Slow Wanderings
How can we collectively reclaim space to slow down and imagine new just worlds together? Join us every Friday afternoon in January, when artists Müge Yilmaz and Sondi will activate the exhibition space through their works.
Müge will host open hours for The Adventures of Umay Ixa Kayakızı—a feminist science fiction library. She has spent years collecting more than 250 books by female, trans, and non-binary writers (sometimes under male pseudonyms) written in a speculative framework about possible future worlds. During these hours you can consult with Müge for book recommendations tailored to your interests and borrow a book from the library in consultation with the artist or you can simply treat these hours as a read-in to come and read books in the space.
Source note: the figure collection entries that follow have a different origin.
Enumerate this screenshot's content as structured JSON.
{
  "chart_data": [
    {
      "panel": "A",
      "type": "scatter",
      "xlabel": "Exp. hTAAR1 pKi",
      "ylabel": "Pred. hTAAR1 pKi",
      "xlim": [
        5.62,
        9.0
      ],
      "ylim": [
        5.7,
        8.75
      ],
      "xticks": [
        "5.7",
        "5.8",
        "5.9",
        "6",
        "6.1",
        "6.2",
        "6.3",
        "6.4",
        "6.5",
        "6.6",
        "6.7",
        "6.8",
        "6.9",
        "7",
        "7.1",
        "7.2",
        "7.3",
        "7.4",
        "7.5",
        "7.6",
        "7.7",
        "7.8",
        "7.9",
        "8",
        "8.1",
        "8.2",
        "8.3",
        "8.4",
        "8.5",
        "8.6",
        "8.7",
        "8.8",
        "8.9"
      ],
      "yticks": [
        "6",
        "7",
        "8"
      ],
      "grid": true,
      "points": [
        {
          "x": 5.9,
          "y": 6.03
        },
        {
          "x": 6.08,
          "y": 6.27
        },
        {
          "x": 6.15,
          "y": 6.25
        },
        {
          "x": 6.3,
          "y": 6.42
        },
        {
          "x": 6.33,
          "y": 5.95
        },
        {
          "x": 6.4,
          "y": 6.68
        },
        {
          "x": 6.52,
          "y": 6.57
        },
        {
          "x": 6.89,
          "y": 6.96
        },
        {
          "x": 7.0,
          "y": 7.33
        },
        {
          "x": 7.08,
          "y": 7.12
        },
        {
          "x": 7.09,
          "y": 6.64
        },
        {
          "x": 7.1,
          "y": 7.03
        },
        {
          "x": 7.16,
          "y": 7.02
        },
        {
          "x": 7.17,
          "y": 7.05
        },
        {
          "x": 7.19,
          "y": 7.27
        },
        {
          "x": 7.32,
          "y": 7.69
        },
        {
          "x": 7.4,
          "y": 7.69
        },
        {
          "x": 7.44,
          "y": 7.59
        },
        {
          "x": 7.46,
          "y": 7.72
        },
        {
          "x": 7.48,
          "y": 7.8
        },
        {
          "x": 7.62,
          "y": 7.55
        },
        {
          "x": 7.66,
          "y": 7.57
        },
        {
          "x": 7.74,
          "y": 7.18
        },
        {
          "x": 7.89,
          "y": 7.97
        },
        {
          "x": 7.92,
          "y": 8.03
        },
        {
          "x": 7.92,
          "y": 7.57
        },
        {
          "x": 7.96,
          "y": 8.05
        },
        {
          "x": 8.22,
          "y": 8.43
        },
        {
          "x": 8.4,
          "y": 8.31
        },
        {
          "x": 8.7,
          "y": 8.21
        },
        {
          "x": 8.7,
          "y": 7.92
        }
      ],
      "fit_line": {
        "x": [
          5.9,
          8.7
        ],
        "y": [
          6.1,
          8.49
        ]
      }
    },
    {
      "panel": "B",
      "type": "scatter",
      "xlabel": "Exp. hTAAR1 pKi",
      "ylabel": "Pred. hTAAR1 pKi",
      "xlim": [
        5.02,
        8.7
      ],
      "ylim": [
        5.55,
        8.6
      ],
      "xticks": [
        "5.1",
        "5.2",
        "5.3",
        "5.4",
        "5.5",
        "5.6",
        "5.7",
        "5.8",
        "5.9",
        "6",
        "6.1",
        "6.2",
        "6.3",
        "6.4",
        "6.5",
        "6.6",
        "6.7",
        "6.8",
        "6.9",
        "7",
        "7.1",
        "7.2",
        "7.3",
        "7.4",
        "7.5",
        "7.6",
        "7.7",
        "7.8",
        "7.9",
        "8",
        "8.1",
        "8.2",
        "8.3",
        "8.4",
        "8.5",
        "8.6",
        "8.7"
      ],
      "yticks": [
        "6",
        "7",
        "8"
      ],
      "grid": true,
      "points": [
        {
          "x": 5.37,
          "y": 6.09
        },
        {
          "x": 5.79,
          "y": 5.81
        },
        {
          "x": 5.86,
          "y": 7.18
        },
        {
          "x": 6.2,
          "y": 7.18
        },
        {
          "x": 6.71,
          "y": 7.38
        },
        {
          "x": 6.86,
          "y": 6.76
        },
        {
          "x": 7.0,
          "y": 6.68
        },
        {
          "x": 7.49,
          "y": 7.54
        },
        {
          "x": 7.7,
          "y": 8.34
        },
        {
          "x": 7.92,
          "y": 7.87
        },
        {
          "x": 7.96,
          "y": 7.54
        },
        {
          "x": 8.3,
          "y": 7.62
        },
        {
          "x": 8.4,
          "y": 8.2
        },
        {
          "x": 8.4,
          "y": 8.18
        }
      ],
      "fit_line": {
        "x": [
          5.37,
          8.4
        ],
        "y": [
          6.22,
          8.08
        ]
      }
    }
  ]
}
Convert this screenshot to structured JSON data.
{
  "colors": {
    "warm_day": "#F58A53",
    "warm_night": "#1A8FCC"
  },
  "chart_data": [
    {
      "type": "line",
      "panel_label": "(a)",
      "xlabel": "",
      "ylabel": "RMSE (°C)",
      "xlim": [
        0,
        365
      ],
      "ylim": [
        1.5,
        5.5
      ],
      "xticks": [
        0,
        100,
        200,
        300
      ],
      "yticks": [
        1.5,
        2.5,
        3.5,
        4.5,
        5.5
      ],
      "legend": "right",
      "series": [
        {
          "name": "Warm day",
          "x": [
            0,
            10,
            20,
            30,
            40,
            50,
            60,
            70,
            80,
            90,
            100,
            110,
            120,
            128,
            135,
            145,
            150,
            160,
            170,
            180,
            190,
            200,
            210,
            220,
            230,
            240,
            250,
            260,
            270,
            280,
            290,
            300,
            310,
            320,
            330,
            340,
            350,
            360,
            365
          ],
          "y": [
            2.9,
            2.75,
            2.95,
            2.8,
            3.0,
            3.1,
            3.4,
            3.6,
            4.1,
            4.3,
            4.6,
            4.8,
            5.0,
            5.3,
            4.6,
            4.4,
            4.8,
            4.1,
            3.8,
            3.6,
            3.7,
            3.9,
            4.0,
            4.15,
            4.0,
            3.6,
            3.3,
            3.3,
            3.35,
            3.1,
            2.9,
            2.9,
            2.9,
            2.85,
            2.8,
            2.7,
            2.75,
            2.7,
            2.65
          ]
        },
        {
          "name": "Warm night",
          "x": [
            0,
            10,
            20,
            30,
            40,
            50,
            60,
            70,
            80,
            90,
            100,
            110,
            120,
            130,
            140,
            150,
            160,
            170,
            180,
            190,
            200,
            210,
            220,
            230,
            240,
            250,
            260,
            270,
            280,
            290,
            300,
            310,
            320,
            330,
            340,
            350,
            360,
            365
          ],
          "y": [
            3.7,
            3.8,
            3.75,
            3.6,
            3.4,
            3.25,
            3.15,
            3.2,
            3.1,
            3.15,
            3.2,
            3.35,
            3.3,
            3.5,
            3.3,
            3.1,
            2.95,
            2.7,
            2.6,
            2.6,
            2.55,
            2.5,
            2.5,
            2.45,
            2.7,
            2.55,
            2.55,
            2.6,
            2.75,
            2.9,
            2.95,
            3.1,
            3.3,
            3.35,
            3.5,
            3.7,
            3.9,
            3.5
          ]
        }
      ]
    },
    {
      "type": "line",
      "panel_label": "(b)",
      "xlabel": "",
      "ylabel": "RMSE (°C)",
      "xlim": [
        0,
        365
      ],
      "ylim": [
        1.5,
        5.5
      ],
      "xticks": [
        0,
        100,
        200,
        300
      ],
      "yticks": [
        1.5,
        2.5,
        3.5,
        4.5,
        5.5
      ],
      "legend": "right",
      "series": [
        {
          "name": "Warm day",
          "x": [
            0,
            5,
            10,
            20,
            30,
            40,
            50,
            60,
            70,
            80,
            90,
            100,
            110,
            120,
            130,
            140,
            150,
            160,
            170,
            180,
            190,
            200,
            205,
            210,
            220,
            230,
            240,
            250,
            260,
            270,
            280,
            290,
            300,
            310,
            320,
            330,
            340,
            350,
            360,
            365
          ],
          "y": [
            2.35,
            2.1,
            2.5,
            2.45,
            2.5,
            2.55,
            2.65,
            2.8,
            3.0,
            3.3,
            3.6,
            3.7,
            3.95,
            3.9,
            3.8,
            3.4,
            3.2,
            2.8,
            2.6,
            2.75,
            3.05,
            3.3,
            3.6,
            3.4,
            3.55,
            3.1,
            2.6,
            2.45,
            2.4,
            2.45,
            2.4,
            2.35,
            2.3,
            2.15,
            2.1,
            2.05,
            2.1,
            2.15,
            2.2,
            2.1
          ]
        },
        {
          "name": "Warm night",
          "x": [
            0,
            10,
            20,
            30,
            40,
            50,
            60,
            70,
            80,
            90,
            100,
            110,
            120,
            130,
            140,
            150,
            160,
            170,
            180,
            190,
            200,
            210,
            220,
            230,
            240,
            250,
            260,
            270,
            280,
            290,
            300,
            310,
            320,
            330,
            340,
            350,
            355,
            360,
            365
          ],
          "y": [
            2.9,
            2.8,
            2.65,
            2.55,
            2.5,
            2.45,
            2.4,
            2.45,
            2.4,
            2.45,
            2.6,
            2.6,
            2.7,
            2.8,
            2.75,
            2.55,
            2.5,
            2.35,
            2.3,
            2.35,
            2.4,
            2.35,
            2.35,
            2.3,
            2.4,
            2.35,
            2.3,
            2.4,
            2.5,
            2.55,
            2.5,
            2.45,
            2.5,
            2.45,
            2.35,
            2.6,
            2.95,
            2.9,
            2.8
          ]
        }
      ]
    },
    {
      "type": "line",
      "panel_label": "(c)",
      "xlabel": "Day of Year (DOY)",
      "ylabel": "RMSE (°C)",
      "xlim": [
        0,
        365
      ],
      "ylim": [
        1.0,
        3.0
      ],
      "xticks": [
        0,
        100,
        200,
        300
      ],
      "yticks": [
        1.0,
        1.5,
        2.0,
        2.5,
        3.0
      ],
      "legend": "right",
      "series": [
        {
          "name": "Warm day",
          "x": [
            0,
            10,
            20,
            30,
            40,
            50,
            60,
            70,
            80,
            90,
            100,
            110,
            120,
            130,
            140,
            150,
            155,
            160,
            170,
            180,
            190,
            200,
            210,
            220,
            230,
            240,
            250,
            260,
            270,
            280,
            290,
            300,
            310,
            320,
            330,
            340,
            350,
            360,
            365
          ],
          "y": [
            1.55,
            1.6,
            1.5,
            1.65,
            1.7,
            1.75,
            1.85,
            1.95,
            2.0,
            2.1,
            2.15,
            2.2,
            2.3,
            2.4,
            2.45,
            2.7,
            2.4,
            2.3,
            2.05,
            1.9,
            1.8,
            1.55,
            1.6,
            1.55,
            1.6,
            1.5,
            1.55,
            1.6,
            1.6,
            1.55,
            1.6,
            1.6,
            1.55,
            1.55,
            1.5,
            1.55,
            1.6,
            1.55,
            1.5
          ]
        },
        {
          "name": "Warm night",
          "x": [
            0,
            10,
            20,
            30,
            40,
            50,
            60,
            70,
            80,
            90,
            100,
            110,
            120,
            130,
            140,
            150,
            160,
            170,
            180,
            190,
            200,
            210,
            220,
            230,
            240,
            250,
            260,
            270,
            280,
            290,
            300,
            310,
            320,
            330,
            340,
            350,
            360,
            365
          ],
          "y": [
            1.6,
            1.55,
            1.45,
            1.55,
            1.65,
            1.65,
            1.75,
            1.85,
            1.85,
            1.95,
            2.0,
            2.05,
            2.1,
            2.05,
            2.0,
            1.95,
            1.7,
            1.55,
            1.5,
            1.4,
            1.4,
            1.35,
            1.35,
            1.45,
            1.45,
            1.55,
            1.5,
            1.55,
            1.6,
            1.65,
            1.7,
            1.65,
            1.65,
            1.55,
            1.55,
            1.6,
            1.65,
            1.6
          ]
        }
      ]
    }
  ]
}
Parallel to the open library hours, Sondi will activate her expansive video game installation through a series of listening sessions and collective moments of rest. Following in the tradition of visionary fiction, Sondi’s work offers a way to practise the future; one that reclaims stolen imaginations, normalises slow wanderings, and encourages a probing of our dream spaces as sites of possibility. For the listening sessions, Sondi will be inviting sound artists to create a sonic space for collective refuge.
10 January — 16:00-18:00
17 January — 16:00-18:00
24 January — 16:00-18:00
31 January — 16:00-18:00
Tickets: visitors can drop in and join with a regular ticket to the exhibition.
Sondi is a new media artist from Germany, born in Cameroon and based in the Netherlands. Her work is deeply rooted in her identity as a person of the diaspora and acts as a conduit to unravel the intricate and intimate layers of identity, belonging, ownership, and heritage. Her artistic process centres around the concept of worldbuilding, creating virtual environments where memory, ancestry, and imagination enter into being. In these virtual dreamscapes, she examines new modes of being, using the power of imagination as an instrument of liberation.
Müge Yılmaz examines in her work the paradoxes around the concept of protection with a focus on community, survival and belief (faith). Through performances, photographs, and installations she creates immersive environments inspired by feminist science-fiction. Following the concept of three ecologies for observing the mental (subjective), societal, and environmental developments in a parallel method, she uses these mediums as tools for envisioning potential futures.